I would think that when a packet is created by the router it first traverses the prerouting chain which will let you mark the packet(s)

Hmm, I find it very hard to understand that traffic flow. When you say that all packets have to traverse the selection criteria, you mean that they would have to go through all the rules in mangle? Wouldn’t that be true in the example on wiki for PCC?

When I look to that chart of traffic flow, I can’t, for some reason, make much logic out of it.
I’ll have to find some more writen material about that on google, I think. Do you know of any good material to study?

I attended this presentation back in 2012, and it was a very good explanation for such things as this.

http://mum.mikrotik.com/presentations/US12/tomas.pdf

Thanks ZeroByte, that was helpful. I will also look for some more material to understand chains a little better, to understand the traffic flow in a more logical way.

I actually will come up with another scenario, for the same problem with 2 diferent lines, but this time, they use same remote ip address…

Let’s say I have 2 bridged modens connected to a routerboard, one on ether1 and other on ether2. Then I create 2 pppoe cliente interfaces, one for each interface. After pppoe client interfaces are configured and I connect the cabes to modens, both will connect to remote pppoe server, 2 routes will be created, one for each interface. The problem is, both pppoe cliente interfaces willl have the same remote ip address.

Is there a way to redirect traffic to a chosen pppoe cliente interface? So I can load balance the traffic as I would like?

Hi to all, I’ve configured the ROS in order to use PCC as it is described in PCC wiki page.

I’ve one problem, because it won’t work with ROS transparent proxy, but at this moment it is not important.

The most important is to understand what I’ve done.

I read the presentation linked above and I’ve not configured the traffic monitor.

So the first question is: it is required?
If I don’t configure it, what is the rule to switch between the 2 WANs?

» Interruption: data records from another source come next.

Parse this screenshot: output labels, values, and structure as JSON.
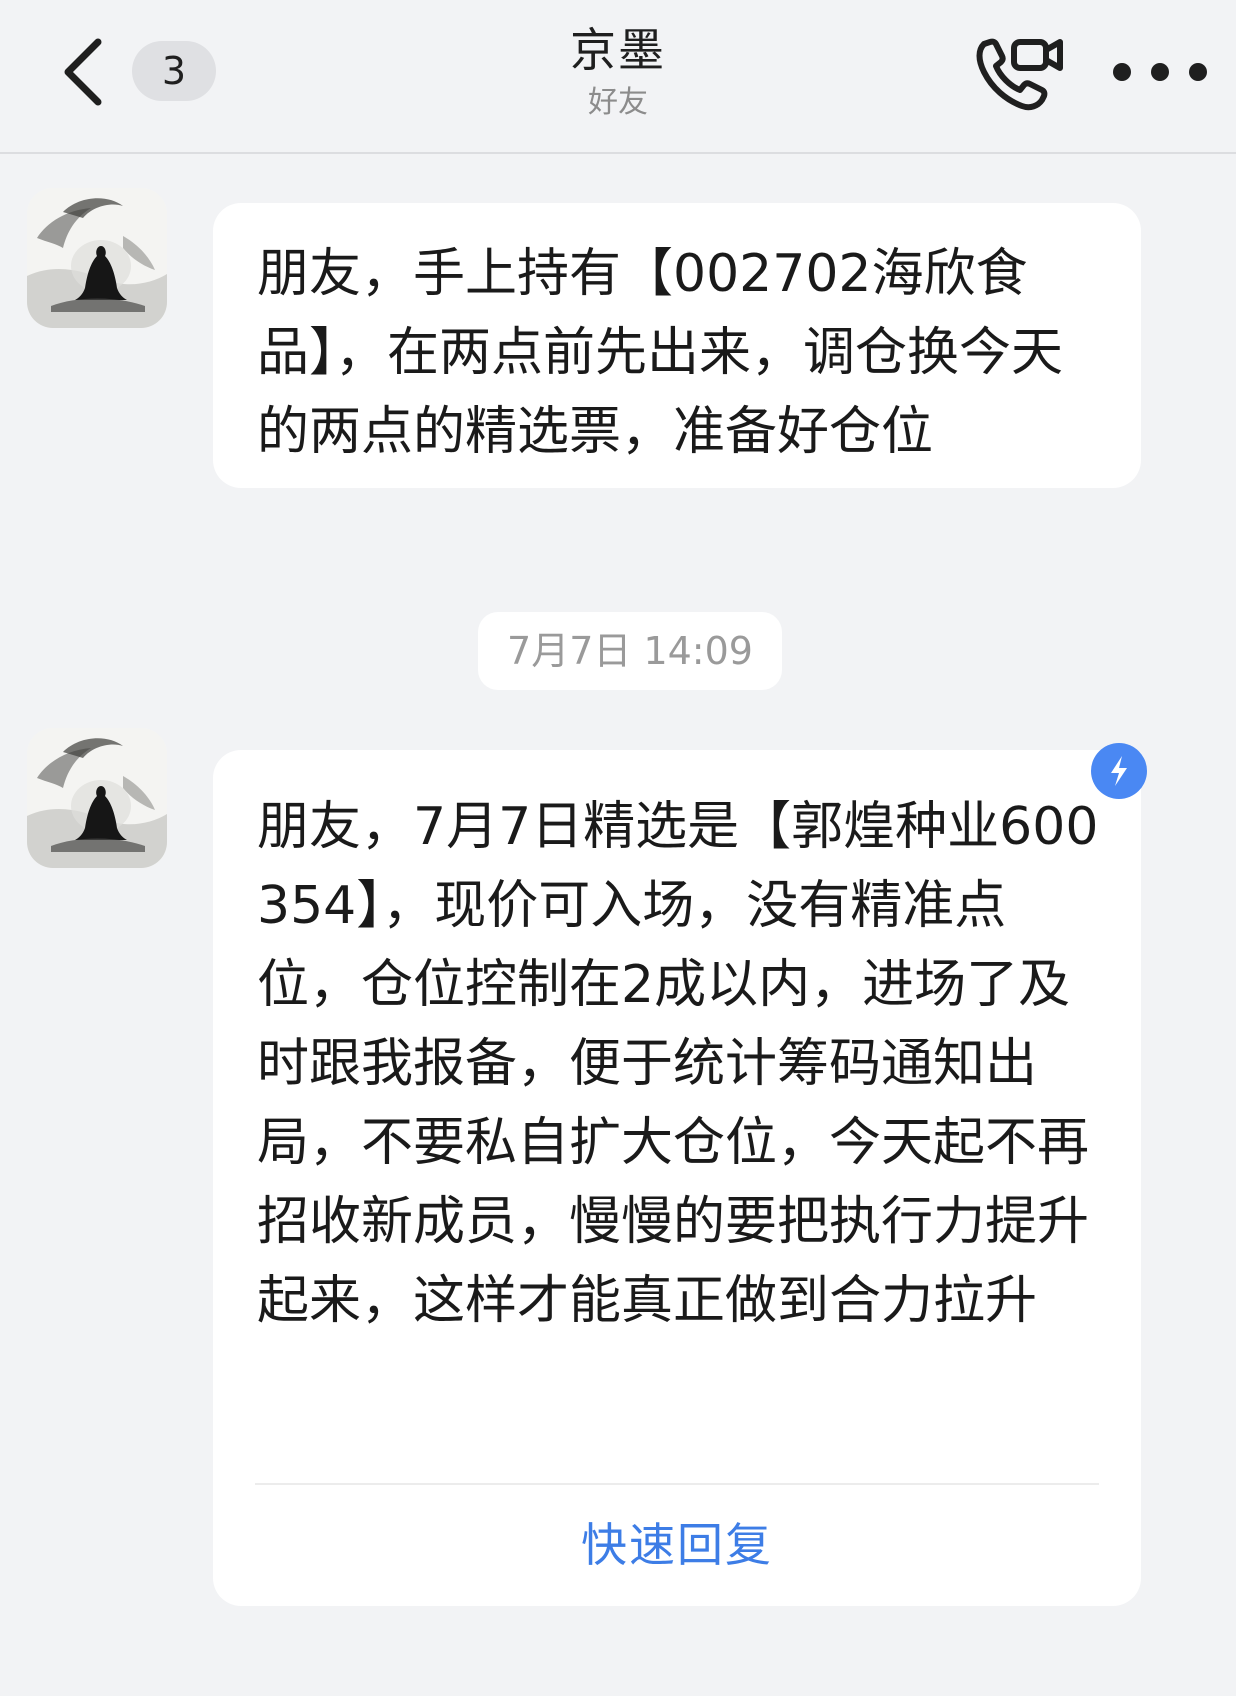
{
  "header": {
    "back_icon": "chevron-left-icon",
    "unread_count": "3",
    "contact_name": "京墨",
    "relation": "好友",
    "call_icon": "video-call-icon",
    "more_icon": "more-dots-icon"
  },
  "messages": [
    {
      "avatar_icon": "ink-painting-avatar",
      "text": "朋友，手上持有【002702海欣食品】，在两点前先出来，调仓换今天的两点的精选票，准备好仓位"
    },
    {
      "avatar_icon": "ink-painting-avatar",
      "text": "朋友，7月7日精选是【郭煌种业600354】，现价可入场，没有精准点位，仓位控制在2成以内，进场了及时跟我报备，便于统计筹码通知出局，不要私自扩大仓位，今天起不再招收新成员，慢慢的要把执行力提升起来，这样才能真正做到合力拉升",
      "badge_icon": "flash-icon",
      "quick_reply_label": "快速回复"
    }
  ],
  "timestamp": "7月7日 14:09",
  "colors": {
    "background": "#f2f3f5",
    "bubble": "#ffffff",
    "accent": "#3d7de6",
    "badge": "#4a88f3"
  }
}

The second question belongs the failover. I’ve tested if it is working unplugging the cable of a connection and it works. But, reading the pdf fo ZeroByte I understand that it is not a real failover. I mean, if the GW is reachable, but internet is not working because the connection between the GW and internet is broken the failover will not work.
Is it true?

If yes, should I change the routes with marks to an external ip (in example google) instead of the GW?

This is true. It means the gateway is reachable. It does not mean the gateway is not isolated from the Internet.
In stead of pinging the gateway, you do this:
static /32 route to test_site_1 via ISP1 default GW.
static /32 route to test_site_2 via ISP2 default GW.
ping tests to test_site_1 and test_site_2 should now be forced over ISP1 and ISP2. Make the default GW statements in your failover configuration use the TEST_SITE_X addresses and not default GW addresses.
Make sure that when ISP1 fails, that test-site-1 is NOT ABLE TO BE PINGED until ISP1 is restored.


For this, you can change the gateway= in your various default GW routes to be pppoe1 and pppoe2 (use the interface names). PPP sessions are not a broadcast medium, so it is perfectly valid to use them as next hop destinations.